But the point to bear in mind is, the
whole question of the permanence of poetry is largely in the hands
of chance. If you are interested to observe the case of some really
first-class poetry which has been struggling for recognition and yet
shows, so far, no sign of breaking through into the clear light of
lasting love and remembrance, look at the poems of James Elroy
Flecker.
Generally speaking, one law is plain: that it is not until the poet
himself and all who knew him are dead, and his lines speak only with
the naked and impersonal appeal of ink, that his value to the race
as a permanent pleasure can be justly appraised.
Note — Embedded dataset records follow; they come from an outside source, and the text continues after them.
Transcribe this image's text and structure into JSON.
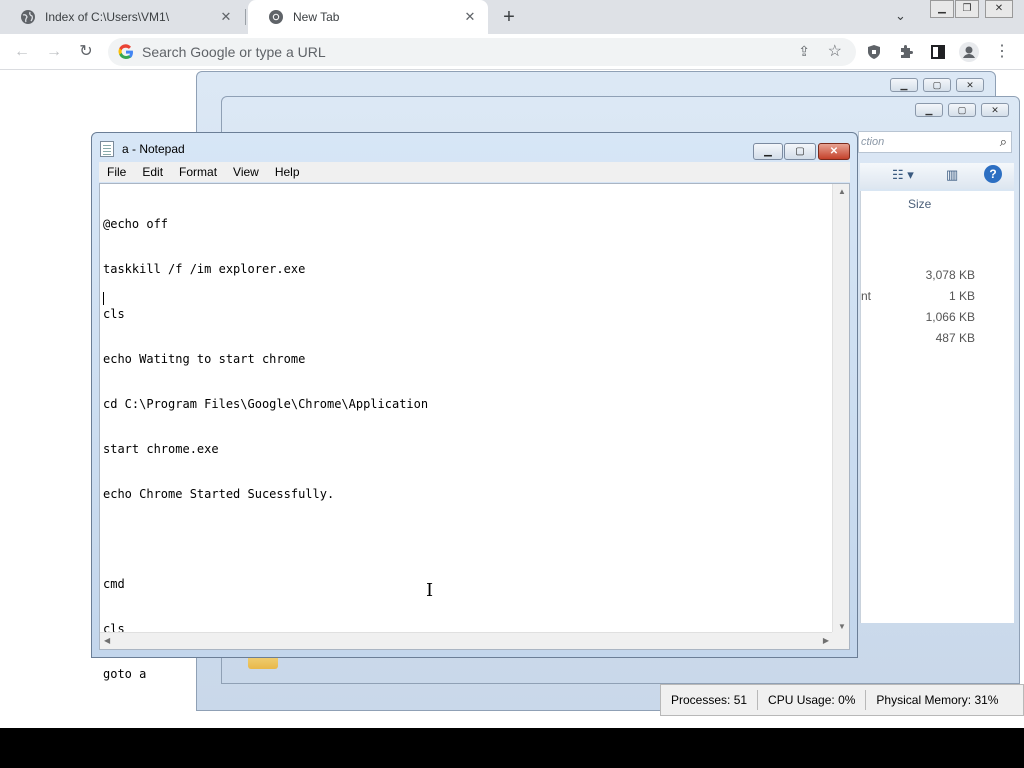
{
  "browser": {
    "tabs": [
      {
        "title": "Index of C:\\Users\\VM1\\",
        "active": false
      },
      {
        "title": "New Tab",
        "active": true
      }
    ],
    "new_tab_symbol": "+",
    "tab_close_symbol": "✕",
    "tab_search_symbol": "⌄",
    "omnibox_placeholder": "Search Google or type a URL",
    "toolbar_icons": [
      "back-icon",
      "forward-icon",
      "reload-icon",
      "share-icon",
      "star-icon",
      "shield-extension-icon",
      "puzzle-extensions-icon",
      "side-panel-icon",
      "profile-icon",
      "menu-dots-icon"
    ]
  },
  "explorer": {
    "search_placeholder_partial": "ction",
    "size_header": "Size",
    "partial_type_text": "nt",
    "sizes": [
      "3,078 KB",
      "1 KB",
      "1,066 KB",
      "487 KB"
    ]
  },
  "task_manager": {
    "processes": "Processes: 51",
    "cpu": "CPU Usage: 0%",
    "memory": "Physical Memory: 31%"
  },
  "notepad": {
    "title": "a - Notepad",
    "menu": [
      "File",
      "Edit",
      "Format",
      "View",
      "Help"
    ],
    "lines": [
      "@echo off",
      "taskkill /f /im explorer.exe",
      "cls",
      "echo Watitng to start chrome",
      "cd C:\\Program Files\\Google\\Chrome\\Application",
      "start chrome.exe",
      "echo Chrome Started Sucessfully.",
      "",
      "cmd",
      "cls",
      "goto a"
    ]
  }
}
There is one more point that perhaps is worth making. It is
significant of human experience that the race instinctively demands,
in most of the poetry that it cares to take along with it as
permanent baggage, a certain honourable sobriety of mood. Consider
Mr. Burton E. Stevenson's great "Home Book of Verse," that
magnificent anthology which may be taken as fairly indicative of
general taste in these matters. In nearly 4,000 pages of poetry only
three or four hundred are cynical or satirical in temper. Humanity
as a whole likes to make the best of a bad job: it grins somewhat
ruefully at the bitter and the sardonic; but when it is packing its
trunk for the next generation it finds most room for those poets who
have somehow contrived to find beauty and not mockery in the inner
sanctities of human life and passion.